10. Naar het oordeel van het hof heeft de vrouw haar behoeftigheid - gelet op de gemotiveerde betwisting daarvan door de man - echter onvoldoende aangetoond. Ten aanzien van haar inkomsten heeft zij in eerste aanleg enkel een jaaropgave 2010 en salarisspecificaties voor de maanden augustus, september en oktober 2011 overgelegd. De vrouw heeft nagelaten recente inkomensgegevens over te leggen en zij heeft daarvoor - daarnaar gevraagd ter terechtzitting - geen afdoende verklaring kunnen geven. Nu de vrouw haar alimentatiebehoefte tegenover de gemotiveerde betwisting van de man onvoldoende met stukken heeft onderbouwd, kan het hof haar behoefte aan een uitkering tot levensonderhoud niet beoordelen. Het hof zal de bestreden beschikking wat betreft de partneralimentatie vernietigen en het inleidend verzoek van de vrouw tot het vaststellen van een uitkering tot levensonderhoud alsnog afwijzen.
11. Hetgeen door partijen ten aanzien van de partneralimentatie over en weer verder nog naar voren is gebracht in het principaal en incidenteel hoger beroep, behoeft geen nadere bespreking nu dit niet tot een ander oordeel kan leiden.
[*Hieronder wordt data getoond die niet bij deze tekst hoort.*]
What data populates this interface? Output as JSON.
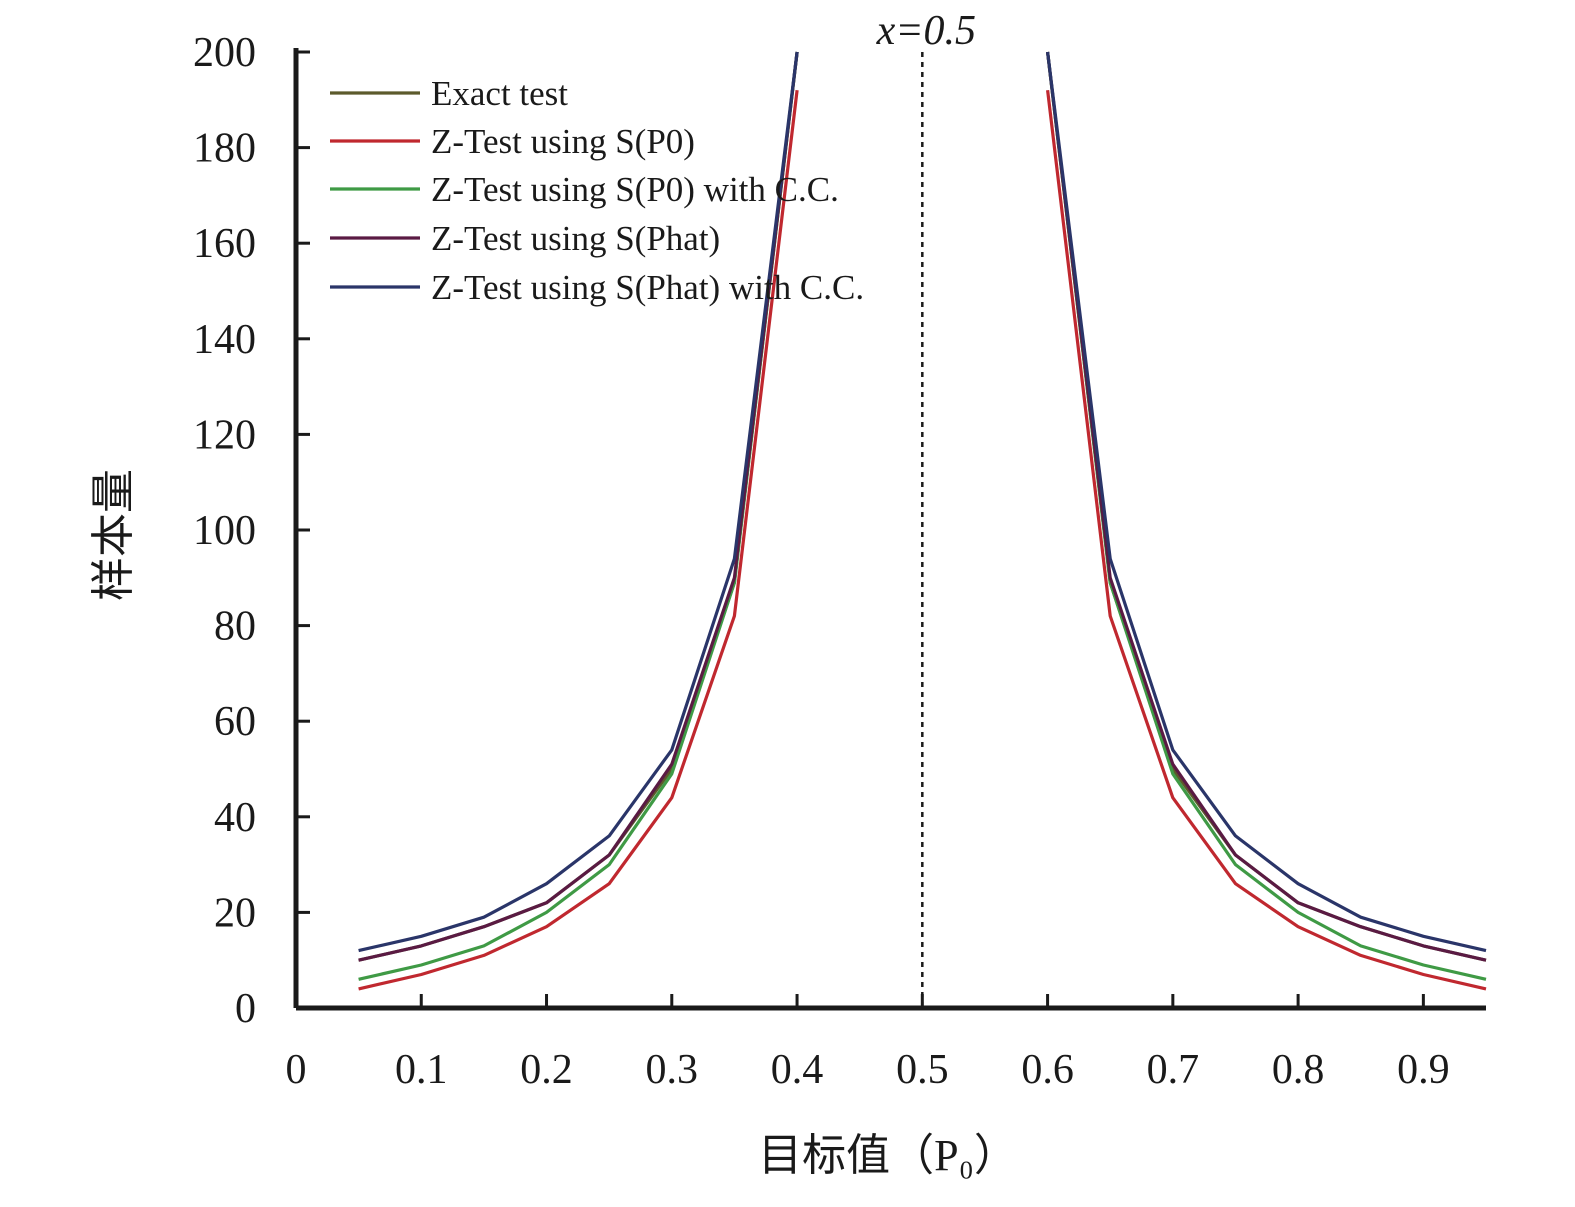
{
  "chart_data": {
    "type": "line",
    "title": "",
    "xlabel": "目标值（P₀）",
    "ylabel": "样本量",
    "xlim": [
      0,
      0.95
    ],
    "ylim": [
      0,
      200
    ],
    "xticks": [
      0,
      0.1,
      0.2,
      0.3,
      0.4,
      0.5,
      0.6,
      0.7,
      0.8,
      0.9
    ],
    "xtick_labels": [
      "0",
      "0.1",
      "0.2",
      "0.3",
      "0.4",
      "0.5",
      "0.6",
      "0.7",
      "0.8",
      "0.9"
    ],
    "yticks": [
      0,
      20,
      40,
      60,
      80,
      100,
      120,
      140,
      160,
      180,
      200
    ],
    "ytick_labels": [
      "0",
      "20",
      "40",
      "60",
      "80",
      "100",
      "120",
      "140",
      "160",
      "180",
      "200"
    ],
    "grid": false,
    "legend_position": "top-left",
    "reference_line": {
      "x": 0.5,
      "label": "x=0.5",
      "style": "dotted"
    },
    "x": [
      0.05,
      0.1,
      0.15,
      0.2,
      0.25,
      0.3,
      0.35,
      0.4,
      0.6,
      0.65,
      0.7,
      0.75,
      0.8,
      0.85,
      0.9,
      0.95
    ],
    "series": [
      {
        "name": "Exact test",
        "color": "#5c5a2c",
        "values": [
          10,
          13,
          17,
          22,
          32,
          50,
          89,
          200,
          200,
          89,
          50,
          32,
          22,
          17,
          13,
          10
        ]
      },
      {
        "name": "Z-Test using S(P0)",
        "color": "#c0282f",
        "values": [
          4,
          7,
          11,
          17,
          26,
          44,
          82,
          192,
          192,
          82,
          44,
          26,
          17,
          11,
          7,
          4
        ]
      },
      {
        "name": "Z-Test using S(P0) with C.C.",
        "color": "#3f9a45",
        "values": [
          6,
          9,
          13,
          20,
          30,
          49,
          89,
          201,
          201,
          89,
          49,
          30,
          20,
          13,
          9,
          6
        ]
      },
      {
        "name": "Z-Test using S(Phat)",
        "color": "#5a1a43",
        "values": [
          10,
          13,
          17,
          22,
          32,
          51,
          90,
          200,
          200,
          90,
          51,
          32,
          22,
          17,
          13,
          10
        ]
      },
      {
        "name": "Z-Test using S(Phat) with C.C.",
        "color": "#2a3569",
        "values": [
          12,
          15,
          19,
          26,
          36,
          54,
          94,
          201,
          201,
          94,
          54,
          36,
          26,
          19,
          15,
          12
        ]
      }
    ]
  }
}
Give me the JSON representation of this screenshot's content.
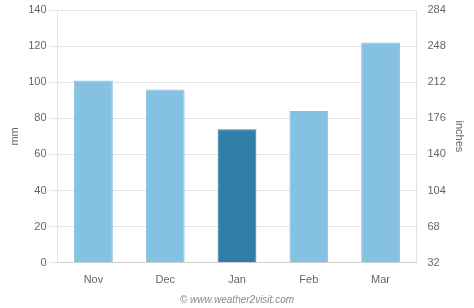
{
  "chart_data": {
    "type": "bar",
    "categories": [
      "Nov",
      "Dec",
      "Jan",
      "Feb",
      "Mar"
    ],
    "values": [
      101,
      96,
      74,
      84,
      122
    ],
    "colors": [
      "#85c1e2",
      "#85c1e2",
      "#2e7ea6",
      "#85c1e2",
      "#85c1e2"
    ],
    "ylabel": "mm",
    "y2label": "inches",
    "ylim": [
      0,
      140
    ],
    "yticks": [
      0,
      20,
      40,
      60,
      80,
      100,
      120,
      140
    ],
    "y2lim": [
      32,
      284
    ],
    "y2ticks": [
      32,
      68,
      104,
      140,
      176,
      212,
      248,
      284
    ],
    "grid": true,
    "annotations": [
      "© www.weather2visit.com"
    ]
  }
}
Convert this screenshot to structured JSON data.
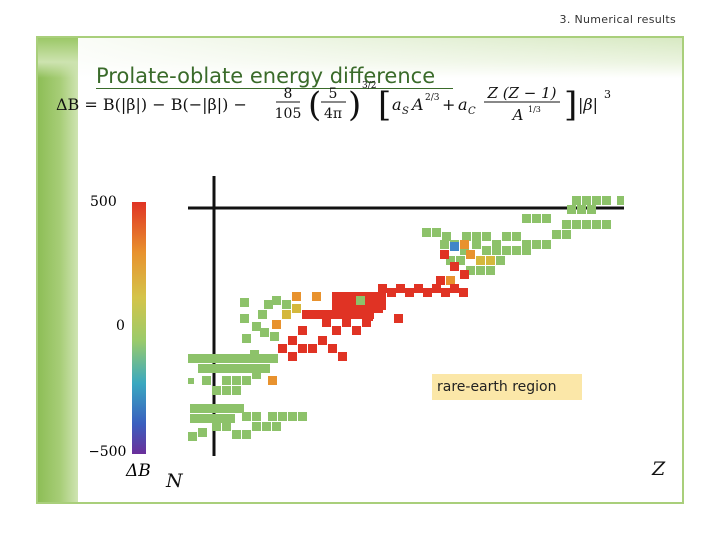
{
  "header": {
    "section": "3. Numerical results"
  },
  "slide": {
    "title": "Prolate-oblate energy difference"
  },
  "formula": {
    "lhs": "ΔB = B(|β|) − B(−|β|) − ",
    "frac_num": "8",
    "frac_den": "105",
    "inner_num": "5",
    "inner_den": "4π",
    "exponent": "3/2",
    "term1": "a",
    "term1_sub": "S",
    "term1_A": "A",
    "term1_exp": "2/3",
    "plus": "+",
    "term2": "a",
    "term2_sub": "C",
    "term2_num": "Z (Z − 1)",
    "term2_den": "A",
    "term2_den_exp": "1/3",
    "tail": "|β|",
    "tail_exp": "3"
  },
  "colorbar": {
    "ticks": [
      "500",
      "0",
      "−500"
    ],
    "label": "ΔB",
    "colors": [
      "#e03324",
      "#e8922e",
      "#d4c44a",
      "#9acb6a",
      "#3aa8c0",
      "#3a5fbf",
      "#6a2f9a"
    ]
  },
  "axes": {
    "x_label": "Z",
    "y_label": "N"
  },
  "annotation": {
    "region": "rare-earth region"
  },
  "cells_colors": {
    "red": "#e03324",
    "orange": "#e8922e",
    "yellow": "#d4b83c",
    "green": "#8dc26a",
    "blue": "#3f86c8"
  }
}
Verdeling van de huwelijksgemeenschap
12. De man klaagt in zijn derde grief dat zijn verzoeken in het kader van de verdeling van de huwelijksgemeenschap met betrekking tot de verdeling van de boete, de kosten voor de energiekeuring, de kosten voor de AXA woonverzekering en de algemene provinciebelasting zijn afgewezen. In zijn visie is er geen enkele reden waarom alleen hij deze kosten moet dragen.
13. De vrouw heeft de stellingen van de man gemotiveerd weersproken.
14. Het hof overweegt als volgt. Ten aanzien van de gemeenschapsschulden geldt dat ieder van partijen voor de helft draagplichtig is voor de gemeenschapsschulden die op de overeengekomen peildatum voor zowel de omvang als voor de waardering van de huwelijksgemeenschap - 6 april 2011- nog niet voldaan waren. Partijen hebben geen feiten en omstandigheden gesteld die meebrengen dat hiervan op grond van de redelijkheid en billijkheid moet worden afgeweken. Nu de door de man opgevoerde betalingen op voormelde schulden vóór voormelde peildatum zijn voldaan en derhalve niet meer openstaan op de peildatum, heeft de rechtbank terecht overwogen dat deze schulden buiten de verdeling vallen. De bestreden beschikking dient in zoverre te worden bekrachtigd.
15. Mitsdien beslist het hof als volgt.
BESLISSING OP HET PRINCIPALE EN HET INCIDENTELE HOGER BEROEP
vernietigt de bestreden beschikking voor zover deze betreft de door de man te betalen uitkering tot levensonderhoud voor de vrouw en, in zoverre opnieuw beschikkende:
wijst het inleidende verzoek van de vrouw tot vaststelling van een uitkering tot levensonderhoud alsnog af;
bekrachtigt de bestreden beschikking voor zover aan het oordeel van het hof onderworpen voor het overige;
wijst het in principaal en incidenteel hoger beroep meer of anders verzochte af.
Deze beschikking is gegeven door mrs. Labohm, Mink en Van Wijk, bijgestaan door mr. Wittich-de Ridder als griffier, en uitgesproken ter openbare terechtzitting van 8 augustus 2012.